The South West has been named as the UK's big cat hotspot.
The British Big Cats Society says cat sightings are increasing
Figures show 21% of the 2,052 sightings reported to the British Big Cats Society (BBCS) between January 2003 and March this year were in the region.
The BBCS says its figures show there is "little doubt" that big cats such as leopards, lynx and pumas are roaming the countryside.
Now, campaigners are calling for a government report on the issue - focused on the South West.
BREAKDOWN OF SIGHTINGS
South West 21%
South East 16%
East Anglia 12%
West Midlands 9%
East Midlands 9%
North West 7%
North East 7%
The society is calling on ministers to back a full UK-wide scientific investigation into sightings of big or exotic cats in rural Britain.
The 15-month survey by the BBCS, which is based in Devon, recorded an average of four sightings a day in the UK.
The study unearthed video and photographic evidence, plaster casts of paw prints and reports of attacks on horses and sheep.
The study is set to re-ignite debate about the so-called Beast of Bodmin Moor and similar sightings of big cat-like animals across rural Britain.
There were 96 reported observations of big cats in Cornwall during the survey period, 100 in Devon and 69 in Somerset, the BBCS said.
Local farmers have claimed that they lost sheep to a large animal roaming Bodmin Moor and in 1998 video footage was released showing what appeared to be a
black animal resembling a wild cat.
But a government report in 1995 found no evidence of a big cat population on the moor.
BBCS founder Danny Bamping said: "Over the last 15 months we have been inundated with information about big cats, it's been rather overwhelming at times.

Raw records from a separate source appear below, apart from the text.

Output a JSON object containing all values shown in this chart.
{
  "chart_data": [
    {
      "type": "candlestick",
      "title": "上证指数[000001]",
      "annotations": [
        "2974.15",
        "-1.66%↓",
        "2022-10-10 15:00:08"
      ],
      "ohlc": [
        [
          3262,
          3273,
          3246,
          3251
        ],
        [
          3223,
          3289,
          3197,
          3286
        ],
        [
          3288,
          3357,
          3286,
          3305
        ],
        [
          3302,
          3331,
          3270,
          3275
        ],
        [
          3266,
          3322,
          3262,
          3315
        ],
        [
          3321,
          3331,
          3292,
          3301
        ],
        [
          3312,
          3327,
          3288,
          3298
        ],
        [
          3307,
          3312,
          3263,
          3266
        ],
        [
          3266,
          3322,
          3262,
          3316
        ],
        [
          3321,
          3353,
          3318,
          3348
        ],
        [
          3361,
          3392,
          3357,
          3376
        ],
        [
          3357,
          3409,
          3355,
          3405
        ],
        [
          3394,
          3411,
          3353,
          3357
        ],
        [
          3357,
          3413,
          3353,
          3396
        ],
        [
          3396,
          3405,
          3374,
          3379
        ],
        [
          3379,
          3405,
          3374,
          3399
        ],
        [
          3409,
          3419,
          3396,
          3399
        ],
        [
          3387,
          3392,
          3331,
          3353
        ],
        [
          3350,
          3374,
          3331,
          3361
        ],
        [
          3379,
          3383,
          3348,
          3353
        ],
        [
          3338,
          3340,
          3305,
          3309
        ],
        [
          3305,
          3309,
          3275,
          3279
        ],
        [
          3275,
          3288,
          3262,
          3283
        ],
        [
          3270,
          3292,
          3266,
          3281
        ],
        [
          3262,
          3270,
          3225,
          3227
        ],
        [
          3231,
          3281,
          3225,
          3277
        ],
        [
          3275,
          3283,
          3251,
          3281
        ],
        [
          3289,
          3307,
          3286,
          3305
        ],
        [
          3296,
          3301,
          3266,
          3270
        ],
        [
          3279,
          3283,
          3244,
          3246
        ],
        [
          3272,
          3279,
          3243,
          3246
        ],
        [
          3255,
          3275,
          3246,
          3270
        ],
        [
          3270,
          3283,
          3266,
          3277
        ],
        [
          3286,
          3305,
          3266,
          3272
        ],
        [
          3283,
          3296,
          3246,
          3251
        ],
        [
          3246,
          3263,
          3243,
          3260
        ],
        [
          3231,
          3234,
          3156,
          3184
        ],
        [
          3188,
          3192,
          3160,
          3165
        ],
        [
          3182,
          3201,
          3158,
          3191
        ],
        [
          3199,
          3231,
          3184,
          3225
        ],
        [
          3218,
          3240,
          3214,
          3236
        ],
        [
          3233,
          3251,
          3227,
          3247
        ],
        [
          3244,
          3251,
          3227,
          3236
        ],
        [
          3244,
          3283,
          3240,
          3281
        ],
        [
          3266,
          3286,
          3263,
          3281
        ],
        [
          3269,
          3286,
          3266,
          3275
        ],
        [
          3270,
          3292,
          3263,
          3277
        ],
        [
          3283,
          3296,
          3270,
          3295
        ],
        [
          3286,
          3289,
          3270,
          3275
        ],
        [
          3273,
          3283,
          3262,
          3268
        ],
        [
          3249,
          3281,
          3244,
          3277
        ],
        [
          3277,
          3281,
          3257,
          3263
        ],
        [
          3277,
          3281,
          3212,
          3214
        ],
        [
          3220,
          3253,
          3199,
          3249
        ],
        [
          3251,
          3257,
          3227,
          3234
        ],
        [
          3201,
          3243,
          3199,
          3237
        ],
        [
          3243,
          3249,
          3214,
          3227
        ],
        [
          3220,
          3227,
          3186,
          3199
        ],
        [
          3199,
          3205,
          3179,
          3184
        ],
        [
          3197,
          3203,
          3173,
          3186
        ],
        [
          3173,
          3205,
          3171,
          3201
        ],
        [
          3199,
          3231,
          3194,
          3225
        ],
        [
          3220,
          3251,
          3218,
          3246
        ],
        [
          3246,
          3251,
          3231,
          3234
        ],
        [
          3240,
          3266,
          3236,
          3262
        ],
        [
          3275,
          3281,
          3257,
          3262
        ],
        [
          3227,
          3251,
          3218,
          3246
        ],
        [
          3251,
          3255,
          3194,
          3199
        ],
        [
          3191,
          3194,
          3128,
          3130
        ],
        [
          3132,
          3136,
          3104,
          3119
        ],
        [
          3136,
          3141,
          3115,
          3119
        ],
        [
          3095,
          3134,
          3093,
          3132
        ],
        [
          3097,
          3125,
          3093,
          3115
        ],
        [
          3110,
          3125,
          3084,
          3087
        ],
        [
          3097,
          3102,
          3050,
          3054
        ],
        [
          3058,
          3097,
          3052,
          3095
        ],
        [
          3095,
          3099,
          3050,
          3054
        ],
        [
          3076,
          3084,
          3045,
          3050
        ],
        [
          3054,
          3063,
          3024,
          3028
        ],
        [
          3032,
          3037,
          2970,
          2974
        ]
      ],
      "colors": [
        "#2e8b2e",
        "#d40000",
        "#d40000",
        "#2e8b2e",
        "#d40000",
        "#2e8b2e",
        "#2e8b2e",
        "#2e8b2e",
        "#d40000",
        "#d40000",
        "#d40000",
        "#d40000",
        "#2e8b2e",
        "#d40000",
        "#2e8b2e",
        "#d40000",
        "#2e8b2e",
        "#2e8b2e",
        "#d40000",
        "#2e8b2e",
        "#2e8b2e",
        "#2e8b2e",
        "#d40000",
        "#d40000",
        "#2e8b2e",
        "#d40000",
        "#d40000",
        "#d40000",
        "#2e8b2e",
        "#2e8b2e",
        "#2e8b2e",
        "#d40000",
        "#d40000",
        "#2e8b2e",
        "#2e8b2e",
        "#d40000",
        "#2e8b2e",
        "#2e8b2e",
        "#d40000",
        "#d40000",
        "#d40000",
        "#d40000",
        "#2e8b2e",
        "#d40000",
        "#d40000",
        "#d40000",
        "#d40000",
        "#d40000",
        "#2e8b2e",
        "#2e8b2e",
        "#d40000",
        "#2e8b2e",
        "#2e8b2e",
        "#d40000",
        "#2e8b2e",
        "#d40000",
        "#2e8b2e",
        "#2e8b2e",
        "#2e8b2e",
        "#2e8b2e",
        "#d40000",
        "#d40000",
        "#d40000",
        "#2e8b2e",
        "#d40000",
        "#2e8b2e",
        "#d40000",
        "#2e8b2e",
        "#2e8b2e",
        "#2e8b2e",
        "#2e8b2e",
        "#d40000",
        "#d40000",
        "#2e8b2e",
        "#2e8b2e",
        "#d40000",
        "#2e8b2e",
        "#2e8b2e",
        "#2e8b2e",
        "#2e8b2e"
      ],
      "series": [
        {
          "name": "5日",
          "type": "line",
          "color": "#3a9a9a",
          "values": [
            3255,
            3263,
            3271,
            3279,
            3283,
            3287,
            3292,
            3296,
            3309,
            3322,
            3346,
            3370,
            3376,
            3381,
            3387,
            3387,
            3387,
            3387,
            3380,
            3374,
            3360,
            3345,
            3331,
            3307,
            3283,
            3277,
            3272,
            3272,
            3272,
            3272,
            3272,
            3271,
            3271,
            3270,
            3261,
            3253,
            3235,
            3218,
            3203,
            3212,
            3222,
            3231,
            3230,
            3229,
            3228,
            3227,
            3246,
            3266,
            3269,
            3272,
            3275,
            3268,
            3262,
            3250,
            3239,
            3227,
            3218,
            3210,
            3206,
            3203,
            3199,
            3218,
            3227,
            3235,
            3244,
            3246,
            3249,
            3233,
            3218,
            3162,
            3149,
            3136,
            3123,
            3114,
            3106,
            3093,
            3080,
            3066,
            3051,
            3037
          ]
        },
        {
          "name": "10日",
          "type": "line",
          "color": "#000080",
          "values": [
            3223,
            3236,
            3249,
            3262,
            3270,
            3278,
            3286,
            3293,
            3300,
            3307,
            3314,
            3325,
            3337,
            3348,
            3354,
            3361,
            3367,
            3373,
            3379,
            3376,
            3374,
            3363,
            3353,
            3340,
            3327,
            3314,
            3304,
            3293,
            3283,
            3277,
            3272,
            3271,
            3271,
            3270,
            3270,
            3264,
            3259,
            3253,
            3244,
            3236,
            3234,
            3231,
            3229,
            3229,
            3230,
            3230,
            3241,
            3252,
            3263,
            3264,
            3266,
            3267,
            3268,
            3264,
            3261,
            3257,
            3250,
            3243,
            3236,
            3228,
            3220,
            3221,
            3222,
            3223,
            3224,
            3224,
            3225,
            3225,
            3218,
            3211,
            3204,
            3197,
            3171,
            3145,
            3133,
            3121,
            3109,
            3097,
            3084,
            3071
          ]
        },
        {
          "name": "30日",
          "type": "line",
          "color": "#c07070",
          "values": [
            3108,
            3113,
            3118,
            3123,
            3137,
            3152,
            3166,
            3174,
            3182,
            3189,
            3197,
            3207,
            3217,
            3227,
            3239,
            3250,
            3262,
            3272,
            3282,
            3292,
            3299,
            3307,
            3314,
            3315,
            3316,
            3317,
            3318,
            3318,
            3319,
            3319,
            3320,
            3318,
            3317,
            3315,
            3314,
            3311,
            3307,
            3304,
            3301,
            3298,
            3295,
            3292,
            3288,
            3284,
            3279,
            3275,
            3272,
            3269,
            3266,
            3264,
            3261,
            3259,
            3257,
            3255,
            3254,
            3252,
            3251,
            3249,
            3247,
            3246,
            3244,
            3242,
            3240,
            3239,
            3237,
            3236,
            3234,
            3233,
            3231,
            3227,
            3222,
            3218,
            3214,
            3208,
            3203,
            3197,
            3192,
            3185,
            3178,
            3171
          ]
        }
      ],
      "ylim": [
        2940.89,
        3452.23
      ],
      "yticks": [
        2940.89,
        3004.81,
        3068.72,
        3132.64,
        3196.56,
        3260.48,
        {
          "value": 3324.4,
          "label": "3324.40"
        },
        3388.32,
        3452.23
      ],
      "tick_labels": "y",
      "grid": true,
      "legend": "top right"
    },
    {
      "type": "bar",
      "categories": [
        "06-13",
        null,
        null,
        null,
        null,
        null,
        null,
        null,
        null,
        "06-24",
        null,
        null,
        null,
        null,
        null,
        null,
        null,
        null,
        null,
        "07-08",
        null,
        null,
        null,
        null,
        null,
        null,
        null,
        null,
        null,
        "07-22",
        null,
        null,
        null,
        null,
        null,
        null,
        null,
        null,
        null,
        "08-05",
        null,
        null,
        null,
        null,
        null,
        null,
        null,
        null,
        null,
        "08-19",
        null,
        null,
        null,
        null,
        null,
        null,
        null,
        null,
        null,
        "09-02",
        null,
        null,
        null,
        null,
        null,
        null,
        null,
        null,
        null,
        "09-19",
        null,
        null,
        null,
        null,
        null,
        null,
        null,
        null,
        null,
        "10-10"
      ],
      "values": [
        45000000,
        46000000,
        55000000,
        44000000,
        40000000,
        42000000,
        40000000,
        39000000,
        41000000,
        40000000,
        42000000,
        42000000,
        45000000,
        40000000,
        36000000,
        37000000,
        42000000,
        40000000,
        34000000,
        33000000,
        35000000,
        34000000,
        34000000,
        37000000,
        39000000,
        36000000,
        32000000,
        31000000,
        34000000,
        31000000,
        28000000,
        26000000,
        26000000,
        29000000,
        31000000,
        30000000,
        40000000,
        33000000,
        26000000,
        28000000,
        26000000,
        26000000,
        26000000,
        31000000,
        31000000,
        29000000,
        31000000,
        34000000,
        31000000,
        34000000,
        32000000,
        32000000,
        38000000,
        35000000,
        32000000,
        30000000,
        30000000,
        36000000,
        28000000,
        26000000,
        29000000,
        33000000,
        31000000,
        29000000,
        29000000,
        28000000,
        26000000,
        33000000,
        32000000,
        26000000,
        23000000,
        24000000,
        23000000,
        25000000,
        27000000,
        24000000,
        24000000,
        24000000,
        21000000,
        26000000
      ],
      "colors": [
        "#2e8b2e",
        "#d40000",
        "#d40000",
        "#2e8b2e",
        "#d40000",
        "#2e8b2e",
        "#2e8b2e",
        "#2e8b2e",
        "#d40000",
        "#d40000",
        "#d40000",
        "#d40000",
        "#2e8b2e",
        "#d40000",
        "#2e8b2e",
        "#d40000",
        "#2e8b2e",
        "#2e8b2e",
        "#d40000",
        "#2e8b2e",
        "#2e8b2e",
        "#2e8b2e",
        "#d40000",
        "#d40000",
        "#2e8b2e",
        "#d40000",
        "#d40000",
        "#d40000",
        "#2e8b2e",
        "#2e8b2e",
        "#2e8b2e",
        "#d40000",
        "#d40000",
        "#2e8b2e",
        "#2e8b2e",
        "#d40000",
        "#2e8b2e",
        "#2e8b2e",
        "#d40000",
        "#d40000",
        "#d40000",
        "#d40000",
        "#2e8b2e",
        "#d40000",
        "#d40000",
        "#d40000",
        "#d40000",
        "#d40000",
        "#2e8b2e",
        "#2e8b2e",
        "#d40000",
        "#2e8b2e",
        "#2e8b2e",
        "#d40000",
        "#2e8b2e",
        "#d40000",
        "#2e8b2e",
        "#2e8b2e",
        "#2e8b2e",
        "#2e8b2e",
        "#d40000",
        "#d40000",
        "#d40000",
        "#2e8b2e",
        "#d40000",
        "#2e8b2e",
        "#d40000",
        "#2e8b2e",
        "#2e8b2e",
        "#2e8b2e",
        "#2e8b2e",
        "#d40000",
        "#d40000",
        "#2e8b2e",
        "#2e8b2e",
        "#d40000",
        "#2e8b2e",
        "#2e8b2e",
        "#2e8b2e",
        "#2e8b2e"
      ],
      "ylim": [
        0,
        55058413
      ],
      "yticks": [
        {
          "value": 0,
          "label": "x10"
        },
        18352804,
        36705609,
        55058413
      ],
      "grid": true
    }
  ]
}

"The evidence has been growing and is increasingly clear.
"We are now going to approach the proper authorities to ask for their support in undertaking a properly-funded scientific study on the big cats in Britain.
"We'd like to focus on the South West because this is the most active area."
The survey recorded 231 reported sightings in Scotland, 141 in Kent, 127 in Yorkshire and 102 in Wales.
But observations were not limited to rural areas, with seven recorded sightings of big cat activity in London during the period.